DEUXIÈME PARTIE
Sur la piste
X
Comment Frisquet retrouva la piste et ce qui s’en suivit
Quant à nous, revenons à l'agent Bardet et à Frisquet, que nous avons quittés au moment où ils sortaient de l'Académie.
Une fois dehors, où il s’était précipité avec la rapidité d'une flèche, le chien s'arrêta brusquement et leva le nez en l'air pour prendre le vent.
Puis il le rabaissa presque aussitôt et fit quelques pas en remontant la ruelle dans la direction de la place d'Italie et en flairant le sol. Mais il paraît que ce premier examen ne le satisfit pas car après avoir éternué bruyamment, ce qui était du probablement au picotement produit sur des narines délicates par les émanations de l’eau chargée d’acides coulant au milieu du passage, il revint sur ses pas.

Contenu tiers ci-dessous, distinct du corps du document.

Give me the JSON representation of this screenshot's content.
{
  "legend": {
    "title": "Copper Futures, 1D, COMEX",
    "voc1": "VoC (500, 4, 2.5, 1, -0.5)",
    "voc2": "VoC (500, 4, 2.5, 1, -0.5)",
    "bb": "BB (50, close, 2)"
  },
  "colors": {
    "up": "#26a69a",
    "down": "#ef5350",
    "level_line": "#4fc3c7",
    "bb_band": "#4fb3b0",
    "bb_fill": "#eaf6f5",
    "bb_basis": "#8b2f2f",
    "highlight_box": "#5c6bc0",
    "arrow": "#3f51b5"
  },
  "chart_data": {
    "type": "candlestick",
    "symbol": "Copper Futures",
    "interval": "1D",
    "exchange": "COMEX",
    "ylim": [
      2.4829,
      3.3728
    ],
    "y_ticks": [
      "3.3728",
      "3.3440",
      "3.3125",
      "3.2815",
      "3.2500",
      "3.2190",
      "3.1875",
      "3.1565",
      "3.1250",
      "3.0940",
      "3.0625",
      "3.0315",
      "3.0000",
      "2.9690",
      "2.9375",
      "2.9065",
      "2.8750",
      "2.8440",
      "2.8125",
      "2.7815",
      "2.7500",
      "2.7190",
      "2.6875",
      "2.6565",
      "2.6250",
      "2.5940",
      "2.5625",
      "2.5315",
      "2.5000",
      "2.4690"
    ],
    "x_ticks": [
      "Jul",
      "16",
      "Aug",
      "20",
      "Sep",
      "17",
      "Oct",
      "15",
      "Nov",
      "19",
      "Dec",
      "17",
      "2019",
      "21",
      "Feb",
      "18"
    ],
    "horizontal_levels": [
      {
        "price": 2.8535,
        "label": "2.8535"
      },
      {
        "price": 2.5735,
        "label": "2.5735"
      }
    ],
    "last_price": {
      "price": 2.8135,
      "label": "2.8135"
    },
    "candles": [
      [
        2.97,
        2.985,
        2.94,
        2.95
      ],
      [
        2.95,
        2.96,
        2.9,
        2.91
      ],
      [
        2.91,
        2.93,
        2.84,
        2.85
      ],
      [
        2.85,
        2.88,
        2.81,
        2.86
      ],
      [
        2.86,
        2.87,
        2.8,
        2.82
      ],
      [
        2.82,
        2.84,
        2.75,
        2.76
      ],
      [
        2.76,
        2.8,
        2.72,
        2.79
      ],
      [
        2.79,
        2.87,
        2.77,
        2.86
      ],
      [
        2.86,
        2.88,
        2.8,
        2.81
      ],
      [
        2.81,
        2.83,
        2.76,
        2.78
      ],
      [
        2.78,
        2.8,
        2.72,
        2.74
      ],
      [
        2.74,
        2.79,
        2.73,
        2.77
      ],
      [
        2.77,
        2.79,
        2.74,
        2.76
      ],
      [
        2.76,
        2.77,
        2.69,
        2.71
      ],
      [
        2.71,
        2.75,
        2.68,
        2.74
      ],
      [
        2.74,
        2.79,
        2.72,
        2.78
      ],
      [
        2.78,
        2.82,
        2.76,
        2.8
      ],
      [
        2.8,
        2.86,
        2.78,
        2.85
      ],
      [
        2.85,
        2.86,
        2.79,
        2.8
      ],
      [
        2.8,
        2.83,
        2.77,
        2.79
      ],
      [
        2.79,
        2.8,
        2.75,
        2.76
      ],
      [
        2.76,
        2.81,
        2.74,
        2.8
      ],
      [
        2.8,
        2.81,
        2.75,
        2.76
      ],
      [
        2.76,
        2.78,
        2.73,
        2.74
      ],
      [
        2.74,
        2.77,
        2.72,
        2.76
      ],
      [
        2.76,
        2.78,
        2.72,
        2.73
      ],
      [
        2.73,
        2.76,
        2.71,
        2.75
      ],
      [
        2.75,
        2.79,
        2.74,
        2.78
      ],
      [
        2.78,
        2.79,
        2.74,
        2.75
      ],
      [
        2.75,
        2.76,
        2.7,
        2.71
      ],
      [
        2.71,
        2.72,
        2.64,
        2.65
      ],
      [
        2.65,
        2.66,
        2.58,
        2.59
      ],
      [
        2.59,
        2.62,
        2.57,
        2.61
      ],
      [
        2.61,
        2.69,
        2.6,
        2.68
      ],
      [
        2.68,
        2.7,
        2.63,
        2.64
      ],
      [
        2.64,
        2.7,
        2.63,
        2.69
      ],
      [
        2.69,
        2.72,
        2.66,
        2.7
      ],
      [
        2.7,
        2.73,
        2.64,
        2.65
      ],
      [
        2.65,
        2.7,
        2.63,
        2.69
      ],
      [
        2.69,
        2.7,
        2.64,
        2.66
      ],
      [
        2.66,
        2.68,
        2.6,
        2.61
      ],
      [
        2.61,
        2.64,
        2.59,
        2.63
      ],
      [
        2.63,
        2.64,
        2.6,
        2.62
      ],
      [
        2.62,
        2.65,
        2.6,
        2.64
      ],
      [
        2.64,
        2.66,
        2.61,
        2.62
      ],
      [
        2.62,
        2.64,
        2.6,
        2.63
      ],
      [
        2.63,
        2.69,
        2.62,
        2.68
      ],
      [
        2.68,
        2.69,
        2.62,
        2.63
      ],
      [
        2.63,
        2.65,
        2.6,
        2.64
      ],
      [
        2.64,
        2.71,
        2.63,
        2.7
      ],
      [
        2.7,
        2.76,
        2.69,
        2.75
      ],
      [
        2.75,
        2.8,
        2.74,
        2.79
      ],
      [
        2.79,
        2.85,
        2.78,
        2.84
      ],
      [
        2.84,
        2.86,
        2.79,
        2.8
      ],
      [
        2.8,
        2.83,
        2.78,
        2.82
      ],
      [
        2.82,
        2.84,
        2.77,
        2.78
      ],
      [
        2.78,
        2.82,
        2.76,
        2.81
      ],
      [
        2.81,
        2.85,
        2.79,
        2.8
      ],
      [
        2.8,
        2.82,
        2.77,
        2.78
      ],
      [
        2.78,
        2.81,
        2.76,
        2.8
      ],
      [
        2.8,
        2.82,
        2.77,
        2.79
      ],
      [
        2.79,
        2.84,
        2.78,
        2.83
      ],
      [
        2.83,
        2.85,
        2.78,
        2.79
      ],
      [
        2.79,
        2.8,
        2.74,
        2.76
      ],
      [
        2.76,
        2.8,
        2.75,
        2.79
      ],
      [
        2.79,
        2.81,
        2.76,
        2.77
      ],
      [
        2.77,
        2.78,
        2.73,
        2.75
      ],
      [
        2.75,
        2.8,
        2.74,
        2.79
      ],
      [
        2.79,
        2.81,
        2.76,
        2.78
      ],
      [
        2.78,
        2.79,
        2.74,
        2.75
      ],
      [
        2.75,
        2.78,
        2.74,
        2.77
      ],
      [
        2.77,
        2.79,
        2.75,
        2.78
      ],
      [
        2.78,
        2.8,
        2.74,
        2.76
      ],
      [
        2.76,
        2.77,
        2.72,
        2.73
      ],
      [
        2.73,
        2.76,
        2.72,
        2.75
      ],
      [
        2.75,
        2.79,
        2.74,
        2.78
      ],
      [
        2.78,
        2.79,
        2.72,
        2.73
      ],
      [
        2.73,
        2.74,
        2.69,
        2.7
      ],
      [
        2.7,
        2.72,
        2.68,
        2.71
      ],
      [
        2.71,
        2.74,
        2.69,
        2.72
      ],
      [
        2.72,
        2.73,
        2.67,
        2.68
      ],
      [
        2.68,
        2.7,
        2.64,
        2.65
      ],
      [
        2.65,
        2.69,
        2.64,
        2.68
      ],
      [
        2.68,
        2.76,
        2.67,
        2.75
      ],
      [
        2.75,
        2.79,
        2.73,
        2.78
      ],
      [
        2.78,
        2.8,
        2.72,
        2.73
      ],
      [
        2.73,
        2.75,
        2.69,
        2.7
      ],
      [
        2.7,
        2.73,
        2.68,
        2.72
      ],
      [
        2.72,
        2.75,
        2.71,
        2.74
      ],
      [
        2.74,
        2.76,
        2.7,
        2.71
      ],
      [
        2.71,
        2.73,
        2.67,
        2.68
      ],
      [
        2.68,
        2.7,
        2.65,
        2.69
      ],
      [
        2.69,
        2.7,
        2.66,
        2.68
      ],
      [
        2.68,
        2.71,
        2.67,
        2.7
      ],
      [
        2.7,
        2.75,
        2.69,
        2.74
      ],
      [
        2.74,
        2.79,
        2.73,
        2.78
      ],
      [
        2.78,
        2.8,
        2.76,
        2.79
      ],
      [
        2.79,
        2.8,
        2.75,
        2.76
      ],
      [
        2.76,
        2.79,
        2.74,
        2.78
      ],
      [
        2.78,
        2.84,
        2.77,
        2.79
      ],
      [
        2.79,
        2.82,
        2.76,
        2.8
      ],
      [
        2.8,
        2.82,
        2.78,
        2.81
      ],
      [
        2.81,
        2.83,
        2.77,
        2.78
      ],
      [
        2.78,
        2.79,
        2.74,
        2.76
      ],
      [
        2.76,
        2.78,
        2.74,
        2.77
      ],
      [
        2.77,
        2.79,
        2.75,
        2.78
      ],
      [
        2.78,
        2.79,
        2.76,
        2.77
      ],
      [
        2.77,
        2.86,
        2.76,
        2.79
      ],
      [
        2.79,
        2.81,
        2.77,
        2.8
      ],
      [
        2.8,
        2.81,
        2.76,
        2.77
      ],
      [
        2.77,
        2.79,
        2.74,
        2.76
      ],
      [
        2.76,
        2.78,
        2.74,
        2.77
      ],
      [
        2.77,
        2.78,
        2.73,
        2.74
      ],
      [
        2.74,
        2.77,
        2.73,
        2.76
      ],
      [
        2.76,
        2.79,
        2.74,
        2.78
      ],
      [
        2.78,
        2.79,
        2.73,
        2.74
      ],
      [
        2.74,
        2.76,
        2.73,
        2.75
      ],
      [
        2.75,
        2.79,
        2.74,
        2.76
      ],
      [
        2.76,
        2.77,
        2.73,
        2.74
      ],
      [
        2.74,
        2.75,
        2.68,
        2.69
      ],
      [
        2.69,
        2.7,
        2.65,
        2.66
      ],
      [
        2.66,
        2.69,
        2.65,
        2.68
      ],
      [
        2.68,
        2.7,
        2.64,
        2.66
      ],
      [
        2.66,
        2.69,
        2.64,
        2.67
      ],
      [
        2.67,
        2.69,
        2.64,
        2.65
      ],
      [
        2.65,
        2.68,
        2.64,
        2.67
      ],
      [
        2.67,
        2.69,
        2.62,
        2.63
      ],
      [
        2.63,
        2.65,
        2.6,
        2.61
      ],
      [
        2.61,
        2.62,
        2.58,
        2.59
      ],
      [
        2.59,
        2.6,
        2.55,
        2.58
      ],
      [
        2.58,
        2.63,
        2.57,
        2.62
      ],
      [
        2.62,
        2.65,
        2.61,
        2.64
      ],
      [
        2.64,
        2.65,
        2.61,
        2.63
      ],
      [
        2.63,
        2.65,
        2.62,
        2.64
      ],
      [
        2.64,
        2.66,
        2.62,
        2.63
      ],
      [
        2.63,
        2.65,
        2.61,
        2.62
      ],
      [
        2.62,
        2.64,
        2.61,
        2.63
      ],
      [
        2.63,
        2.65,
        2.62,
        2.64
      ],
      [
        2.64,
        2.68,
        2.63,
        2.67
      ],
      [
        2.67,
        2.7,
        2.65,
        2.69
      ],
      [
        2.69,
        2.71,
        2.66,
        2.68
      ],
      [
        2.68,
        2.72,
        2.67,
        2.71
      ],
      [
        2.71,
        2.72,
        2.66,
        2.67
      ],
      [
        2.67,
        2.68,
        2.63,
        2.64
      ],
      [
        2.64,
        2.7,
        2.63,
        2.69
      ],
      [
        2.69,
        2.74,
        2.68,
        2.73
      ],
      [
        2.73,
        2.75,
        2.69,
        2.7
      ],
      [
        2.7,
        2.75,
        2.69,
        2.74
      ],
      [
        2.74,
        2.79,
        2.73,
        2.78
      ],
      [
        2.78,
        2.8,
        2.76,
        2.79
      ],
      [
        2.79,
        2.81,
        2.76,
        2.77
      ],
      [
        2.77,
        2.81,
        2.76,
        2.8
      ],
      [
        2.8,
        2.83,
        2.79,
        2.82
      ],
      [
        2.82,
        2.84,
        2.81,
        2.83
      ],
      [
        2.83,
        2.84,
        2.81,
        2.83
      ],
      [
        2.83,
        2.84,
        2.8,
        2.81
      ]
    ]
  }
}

Cette fois, il devait avoir trouvé quelque chose car après s’être arrêté encore une fois pour sentir les pavés, il en gratta la terre qu’il projeta au loin avec une sorte de fureur et repartit en descendant, le nez toujours collé au sol, avec une telle rapidité que l’agent Bardet avait peine à le suivre.
Il était évident qu’il tenait maintenant la piste.
Sitôt franchi le singulier portail qui donnait accès à cette partie du passage, la ruelle des Reculettes faisait un coude brusque à droite, s’élargissait et prenait un air moins sinistre en dépit de quelques vieilles masures aux fenêtres munies d’épais barreaux de fer comme celles d’une forteresse ou d’une prison.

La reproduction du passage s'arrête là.